Die überdurchschnittliche Befriedigung der psychologischen Basisbedürfnisse von Lehrenden und Lernenden an der Hochschule wie auch das subjektive gering eingeschätzte Druckempfinden können grundlegend als positiv festgehalten werden. Der reziproke Zusammenhang zwischen den beiden Indizes zeigt aber auch auf, dass sich jegliche Maßnahmen, die ihrerseits Druck erhöhen, unmittelbar negativ auf das Autonomie- und Kompetenzerleben auswirken. Das individuelle Autonomieerleben Lehrender wie auch Studierender wiederum bildet die Grundlage für autonomieförderndes Lehrverhalten. Damit wirkt das Autonomieerleben in der vorberuflichen Sozialisation bis hin in die Ebene des konkreten Unterrichts (vgl. Martinek, 2007, S. 169f). Eine bisher noch nicht angesprochene Wirkung der Befriedigung dieser „basic human needs“ bezieht sich auf das Wohlbefinden und die seelische Gesundheit. Eine „Deprivation eines jeden dieser drei Bedürfnisse [beeinträchtigt] das Wohlbefinden oder [führt] zu einer Abneigung gegenüber bestimmten Lern- und Ausbildungsinhalten (Lewalter/Schreyer 2000)“ (Krapp u. Ryan, 2002, S. 73). Eine weitere zentrale Aussage der Selbstbestimmungstheorie der Motivation bezieht sich auf den Zusammenhang zwischen Autonomie- und Kompetenzerleben und der Ausprägung intrinsischer Motivation, welche „eine wichtige Bedingung für qualitativ anspruchsvolle Formen des Lernens“ (vgl. Ryan/LaGuardia 1999, Schiefele/Schreyer 1994)“ darstellt (Krapp u. Ryan 2002, S. 59). Intrinsische Motivation ihrerseits kann nur entwickelt werden, wenn sich eine Person kompetent und hoch wirksam fühlt und gleichzeitig ohne Zwang, Druck und Kontrolle von außen agieren kann (vgl. Krapp u. Ryan, 2002, S. 59).
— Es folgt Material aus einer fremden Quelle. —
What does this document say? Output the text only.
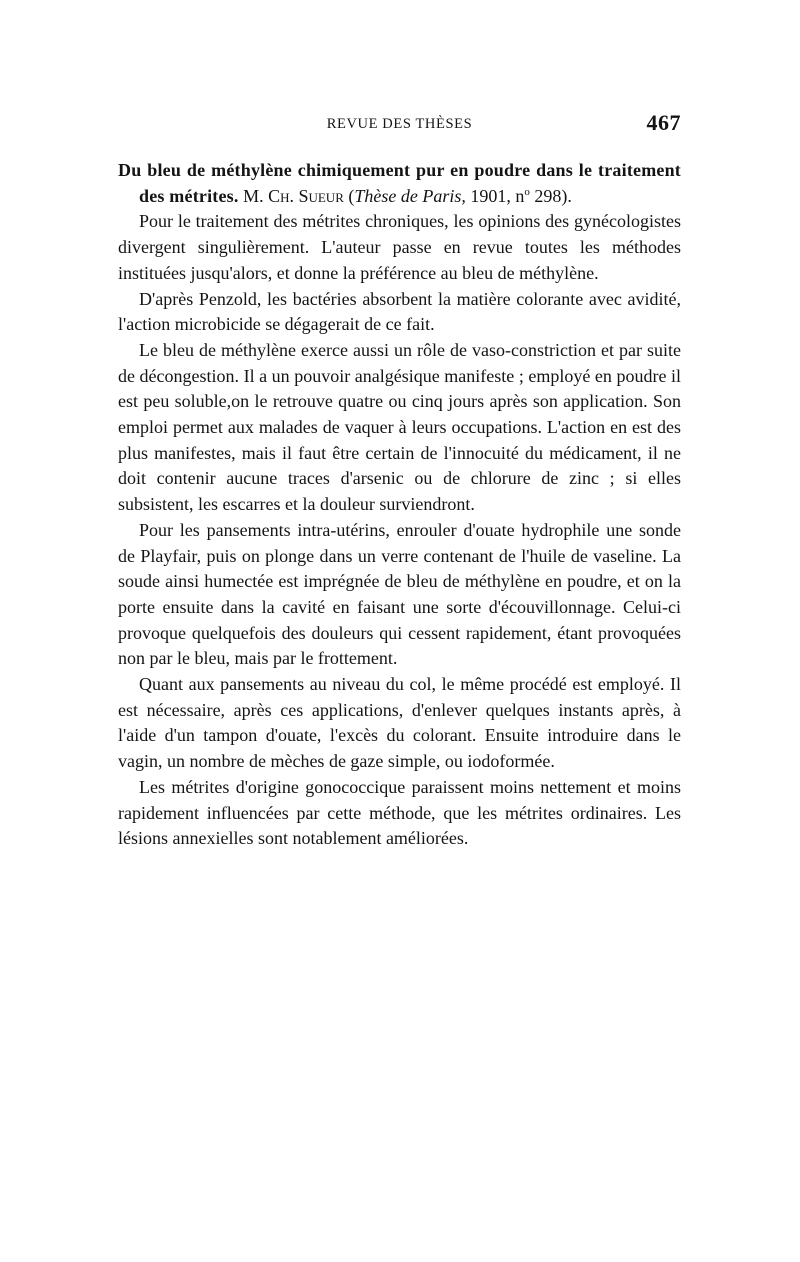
REVUE DES THÈSES	467

Du bleu de méthylène chimiquement pur en poudre dans le traitement des métrites. M. Ch. Sueur (Thèse de Paris, 1901, $n^o$ 298).

Pour le traitement des métrites chroniques, les opinions des gynécologistes divergent singulièrement. L'auteur passe en revue toutes les méthodes instituées jusqu'alors, et donne la préférence au bleu de méthylène.

D'après Penzold, les bactéries absorbent la matière colorante avec avidité, l'action microbicide se dégagerait de ce fait.

Le bleu de méthylène exerce aussi un rôle de vaso-constriction et par suite de décongestion. Il a un pouvoir analgésique manifeste ; employé en poudre il est peu soluble,on le retrouve quatre ou cinq jours après son application. Son emploi permet aux malades de vaquer à leurs occupations. L'action en est des plus manifestes, mais il faut être certain de l'innocuité du médicament, il ne doit contenir aucune traces d'arsenic ou de chlorure de zinc ; si elles subsistent, les escarres et la douleur surviendront.

Pour les pansements intra-utérins, enrouler d'ouate hydrophile une sonde de Playfair, puis on plonge dans un verre contenant de l'huile de vaseline. La soude ainsi humectée est imprégnée de bleu de méthylène en poudre, et on la porte ensuite dans la cavité en faisant une sorte d'écouvillonnage. Celui-ci provoque quelquefois des douleurs qui cessent rapidement, étant provoquées non par le bleu, mais par le frottement.

Quant aux pansements au niveau du col, le même procédé est employé. Il est nécessaire, après ces applications, d'enlever quelques instants après, à l'aide d'un tampon d'ouate, l'excès du colorant. Ensuite introduire dans le vagin, un nombre de mèches de gaze simple, ou iodoformée.

Les métrites d'origine gonococcique paraissent moins nettement et moins rapidement influencées par cette méthode, que les métrites ordinaires. Les lésions annexielles sont notablement améliorées.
Mit Blick auf die, im das österreichische Hochschulwesen derzeit laufenden Innovationsszenarien – Einführung des neuen Dienstrechts, hochschulautonome Curriculumsentwicklungen, Lehrer/innenbildung Neu – wäre vor dem Hintergrund der vorliegenden Befunde die Frage bedeutsam, welche Auswirkungen diese Reformmaßnahmen längerfristig auf das Autonomieerleben Lehrender an Pädagogischen Hochschulen haben werden. Ebenso erscheint der Zusammenhang zwischen Autonomieerleben angehender Lehrerinnen und Lehrer im Studium in ihrer Wirkung auf autonomieförderndes Lehrverhalten im späteren tatsächlichen Unterricht, vielleicht auch im Lichte weiterer Maßnahmen in der Lehrer/innenweiterbildung, als höchst interessantes zu vertiefendes Forschungsfeld.

Ist es unser Ziel autonomieförderndes Lehrverhalten in die Klassenzimmer bzw. in die Hörsäle zu bringen, so muss neben direkten intervenierenden Maßnahmen (autonomieförderndes Lehrverhaltenstraining, Schulung der Reflexionsfähigkeit, Methodentraining, …) auch den Lehrerinnen und Lehrern an den Schule und Hochschulen Autonomie- und Kompetenzerleben möglich gemacht werden.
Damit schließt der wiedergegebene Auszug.